Évaluation de l’impact de la pollution atmosphérique sur la santé

Nous sommes de plus en plus nombreux à nous inquiéter des éventuels impacts de la pollution sur la santé. Une étude dans ce sens a été réalisée au niveau de 9 villes françaises, dont la capitale, dans le cadre du projet Aphekom. Détails.

Des analyses basées sur la qualité de l’air

Cette enquête a été effectuée pour évaluer les impacts de la dégradation de l’atmosphère sur l’économie et la santé de la population de ces grandes agglomérations qui comptent au total 12 millions d’habitants. Plus de la moitié d’entre eux résident en région parisienne. Les analystes se sont basés sur la qualité de l’air en partant de données fournies par des associations de surveillance agréées, telles qu’Airparif pour la région Ile-de-France.

Il appert que les valeurs de ces villes en termes de polluants sont nettement supérieures par rapport aux valeurs établies par l’Organisation mondiale de la santé. Cet excès est surtout flagrant pour les particules PM2,5 dont le niveau oscille entre 14 à 20µg/m3, alors que la valeur guide de l’OMS est de 10µg/m3. Selon les études réalisées par Airparif, 2 à 3 millions de personnes sont concernées par cette pollution anormale de l’atmosphère en Ile-de-France. Celles qui habitent en centre-ville ou à côté des axes importants sont les plus touchées.

Pour préserver l’environnement, circulez à vélo !

Le respect de la norme imposée par l’OMS permettrait pourtant d’augmenter l’espérance de vie de la population de 3 à 8 mois. Face à ce constat, l’Observatoire de santé opérant au niveau de l’Ile-de-France a effectué des études visant à atténuer les impacts de la pollution sur les habitants. Il en ressort que la pratique du vélo est bénéfique pour la santé bien que les cyclistes soient plus exposés aux risques liés à la dégradation de l’atmosphère par rapport aux risques d’accident. Les bienfaits de ce sport sont toutefois nettement supérieurs aux risques encourus.

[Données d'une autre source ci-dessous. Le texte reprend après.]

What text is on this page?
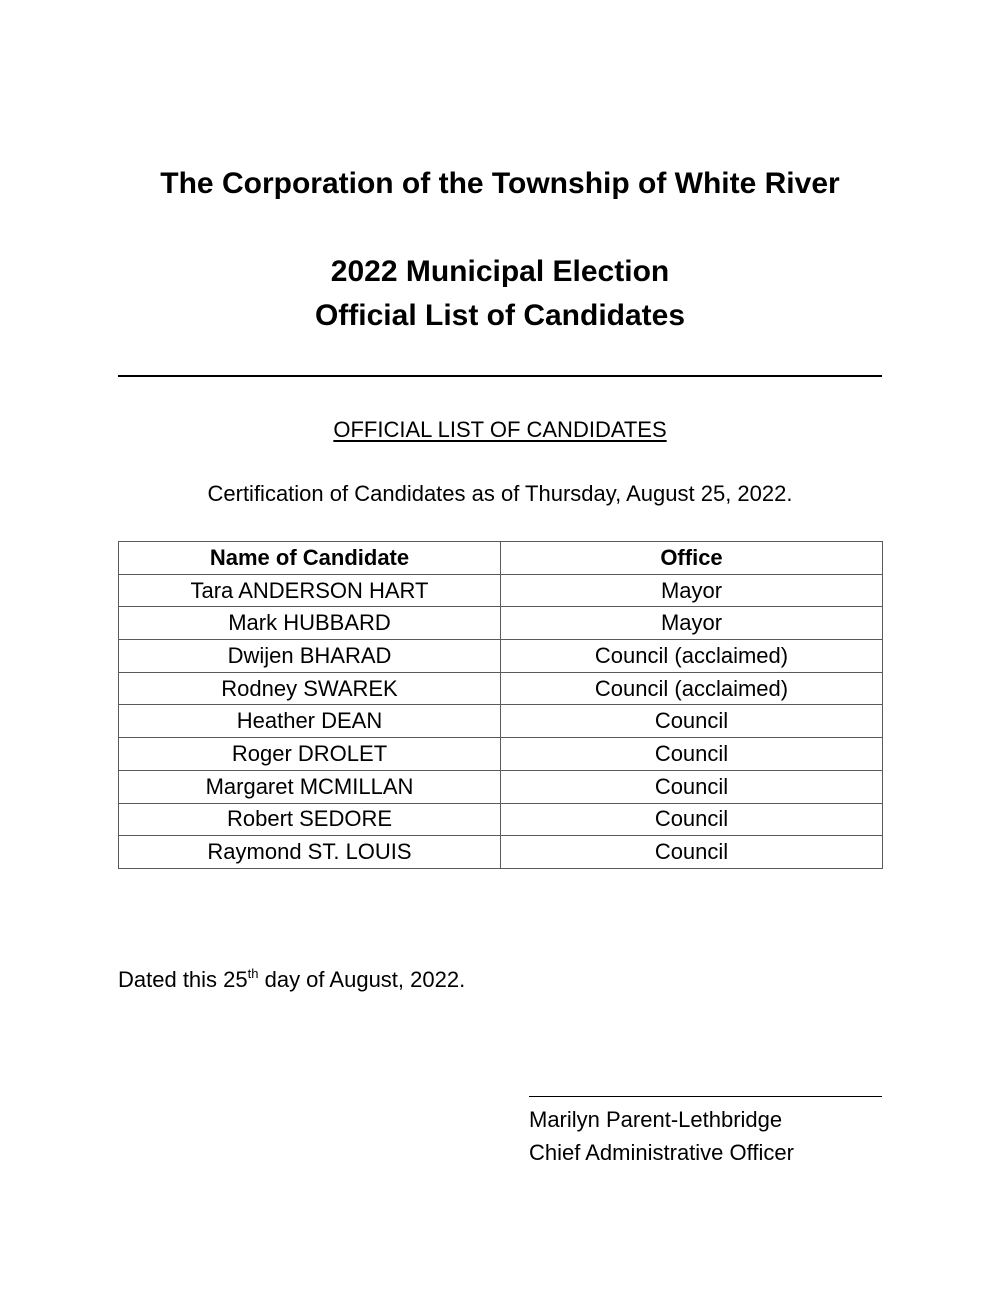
The Corporation of the Township of White River
2022 Municipal Election
Official List of Candidates
OFFICIAL LIST OF CANDIDATES
Certification of Candidates as of Thursday, August 25, 2022.
Name of Candidate	Office
Tara ANDERSON HART	Mayor
Mark HUBBARD	Mayor
Dwijen BHARAD	Council (acclaimed)
Rodney SWAREK	Council (acclaimed)
Heather DEAN	Council
Roger DROLET	Council
Margaret MCMILLAN	Council
Robert SEDORE	Council
Raymond ST. LOUIS	Council
Dated this 25th day of August, 2022.
Marilyn Parent-Lethbridge
Chief Administrative Officer
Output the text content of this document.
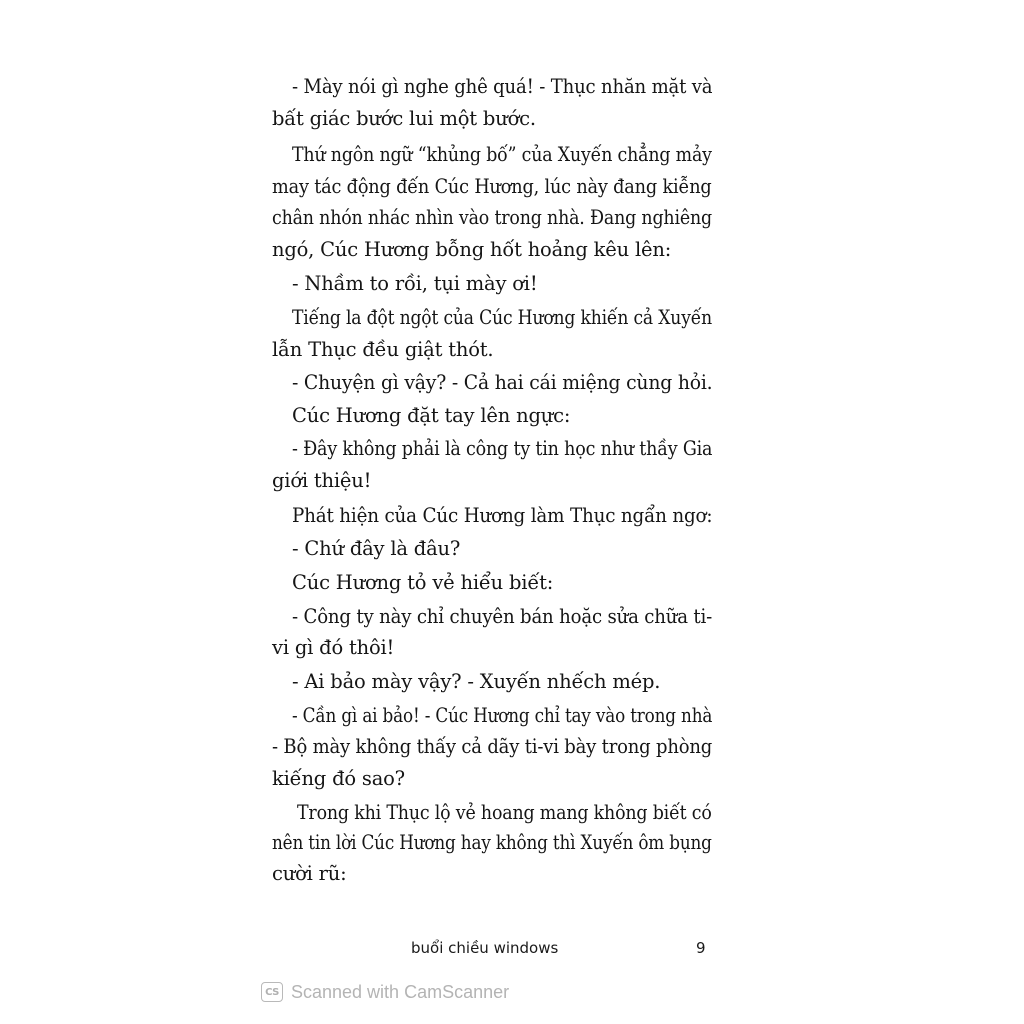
- Mày nói gì nghe ghê quá! - Thục nhăn mặt và
bất giác bước lui một bước.
Thứ ngôn ngữ “khủng bố” của Xuyến chẳng mảy
may tác động đến Cúc Hương, lúc này đang kiễng
chân nhón nhác nhìn vào trong nhà. Đang nghiêng
ngó, Cúc Hương bỗng hốt hoảng kêu lên:
- Nhầm to rồi, tụi mày ơi!
Tiếng la đột ngột của Cúc Hương khiến cả Xuyến
lẫn Thục đều giật thót.
- Chuyện gì vậy? - Cả hai cái miệng cùng hỏi.
Cúc Hương đặt tay lên ngực:
- Đây không phải là công ty tin học như thầy Gia
giới thiệu!
Phát hiện của Cúc Hương làm Thục ngẩn ngơ:
- Chứ đây là đâu?
Cúc Hương tỏ vẻ hiểu biết:
- Công ty này chỉ chuyên bán hoặc sửa chữa ti-
vi gì đó thôi!
- Ai bảo mày vậy? - Xuyến nhếch mép.
- Cần gì ai bảo! - Cúc Hương chỉ tay vào trong nhà
- Bộ mày không thấy cả dãy ti-vi bày trong phòng
kiếng đó sao?
Trong khi Thục lộ vẻ hoang mang không biết có
nên tin lời Cúc Hương hay không thì Xuyến ôm bụng
cười rũ:
buổi chiều windows	9
CS Scanned with CamScanner
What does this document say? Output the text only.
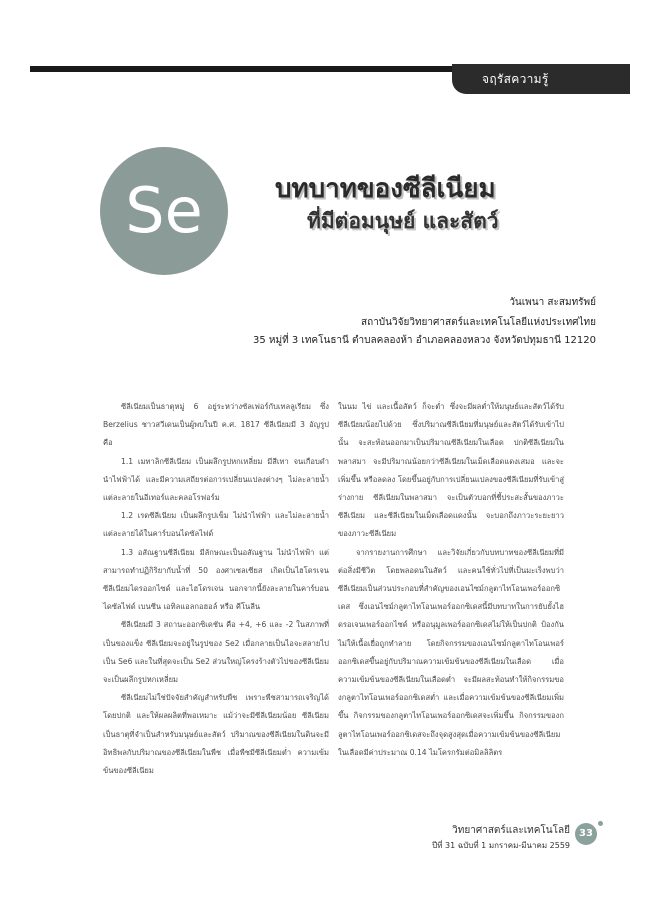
จฤรัสความรู้
Se	บทบาทของซีลีเนียม
ที่มีต่อมนุษย์ และสัตว์
วันเพนา สะสมทรัพย์
สถาบันวิจัยวิทยาศาสตร์และเทคโนโลยีแห่งประเทศไทย
35 หมู่ที่ 3 เทคโนธานี ตำบลคลองห้า อำเภอคลองหลวง จังหวัดปทุมธานี 12120

ซีลีเนียมเป็นธาตุหมู่ 6 อยู่ระหว่างซัลเฟอร์กับเทลลูเรียม ซึ่ง Berzelius ชาวสวีเดนเป็นผู้พบในปี ค.ศ. 1817 ซีลีเนียมมี 3 อัญรูป คือ

1.1 เมทาลิกซีลีเนียม เป็นผลึกรูปหกเหลี่ยม มีสีเทา จนเกือบดำ นำไฟฟ้าได้ และมีความเสถียรต่อการเปลี่ยนแปลงต่างๆ ไม่ละลายน้ำ แต่ละลายในอีเทอร์และคลอโรฟอร์ม

1.2 เรดซีลีเนียม เป็นผลึกรูปเข็ม ไม่นำไฟฟ้า และไม่ละลายน้ำ แต่ละลายได้ในคาร์บอนไดซัลไฟด์

1.3 อสัณฐานซีลีเนียม มีลักษณะเป็นอสัณฐาน ไม่นำไฟฟ้า แต่สามารถทำปฏิกิริยากับน้ำที่ 50 องศาเซลเซียส เกิดเป็นไฮโดรเจนซีลีเนียมไดรออกไซด์ และไฮโดรเจน นอกจากนี้ยังละลายในคาร์บอนไดซัลไฟด์ เบนซีน เอทิลแอลกอฮอล์ หรือ คีโนลีน

ซีลีเนียมมี 3 สถานะออกซิเดชัน คือ +4, +6 และ -2 ในสภาพที่เป็นของแข็ง ซีลีเนียมจะอยู่ในรูปของ Se2 เมื่อกลายเป็นไอจะสลายไปเป็น Se6 และในที่สุดจะเป็น Se2 ส่วนใหญ่โครงร้างตัวไปของซีลีเนียมจะเป็นผลึกรูปหกเหลี่ยม

ซีลีเนียมไม่ใช่ปัจจัยสำคัญสำหรับพืช เพราะพืชสามารถเจริญได้โดยปกติ และให้ผลผลิตที่พอเหมาะ แม้ว่าจะมีซีลีเนียมน้อย ซีลีเนียมเป็นธาตุที่จำเป็นสำหรับมนุษย์และสัตว์ ปริมาณของซีลีเนียมในดินจะมีอิทธิพลกับปริมาณของซีลีเนียมในพืช เมื่อพืชมีซีลีเนียมต่ำ ความเข้มข้นของซีลีเนียม

ในนม ไข่ และเนื้อสัตว์ ก็จะต่ำ ซึ่งจะมีผลต่ำให้มนุษย์และสัตว์ได้รับซีลีเนียมน้อยไปด้วย ซึ่งปริมาณซีลีเนียมที่มนุษย์และสัตว์ได้รับเข้าไปนั้น จะสะท้อนออกมาเป็นปริมาณซีลีเนียมในเลือด ปกติซีลีเนียมในพลาสมา จะมีปริมาณน้อยกว่าซีลีเนียมในเม็ดเลือดแดงเสมอ และจะเพิ่มขึ้น หรือลดลง โดยขึ้นอยู่กับการเปลี่ยนแปลงของซีลีเนียมที่รับเข้าสู่ร่างกาย ซีลีเนียมในพลาสมา จะเป็นตัวบอกที่ชี้ประสะสั้นของภาวะซีลีเนียม และซีลีเนียมในเม็ดเลือดแดงนั้น จะบอกถึงภาวะระยะยาวของภาวะซีลีเนียม

จากรายงานการศึกษา และวิจัยเกี่ยวกับบทบาทของซีลีเนียมที่มีต่อสิ่งมีชีวิต โดยพลอดนในสัตว์ และคนใช้ทั่วไปที่เป็นมะเร็งพบว่า ซีลีเนียมเป็นส่วนประกอบที่สำคัญของเอนไซม์กลูตาไทโอนเพอร์ออกซิเดส ซึ่งเอนไซม์กลูตาไทโอนเพอร์ออกซิเดสนี้มีบทบาทในการยับยั้งไฮดรอเจนเพอร์ออกไซด์ หรืออนุมูลเพอร์ออกซิเดสไม่ให้เป็นปกติ ป้องกันไม่ให้เนื้อเยื่อถูกทำลาย โดยกิจกรรมของเอนไซม์กลูตาไทโอนเพอร์ออกซิเดสขึ้นอยู่กับปริมาณความเข้มข้นของซีลีเนียมในเลือด เมื่อความเข้มข้นของซีลีเนียมในเลือดต่ำ จะมีผลสะท้อนทำให้กิจกรรมของกลูตาไทโอนเพอร์ออกซิเดสต่ำ และเมื่อความเข้มข้นของซีลีเนียมเพิ่มขึ้น กิจกรรมของกลูตาไทโอนเพอร์ออกซิเดสจะเพิ่มขึ้น กิจกรรมของกลูตาไทโอนเพอร์ออกซิเดสจะถึงจุดสูงสุดเมื่อความเข้มข้นของซีลีเนียมในเลือดมีค่าประมาณ 0.14 ไมโครกรัมต่อมิลลิลิตร

วิทยาศาสตร์และเทคโนโลยี
ปีที่ 31 ฉบับที่ 1 มกราคม-มีนาคม 2559
33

Par ailleurs, la pratique du vélo permet de préserver l’environnement et d’améliorer la qualité de l’air. Si vous avez décidé d’opter pour cette discipline, pensez à vous éloigner des voies de circulation intense. Vous profiterez d’une atmosphère de meilleure qualité si vous vous écartez, ne serait-ce que de quelques mètres de ces axes pollués. Ce fait a été avéré par les mesures prises lors des précédentes observations d’Airparif.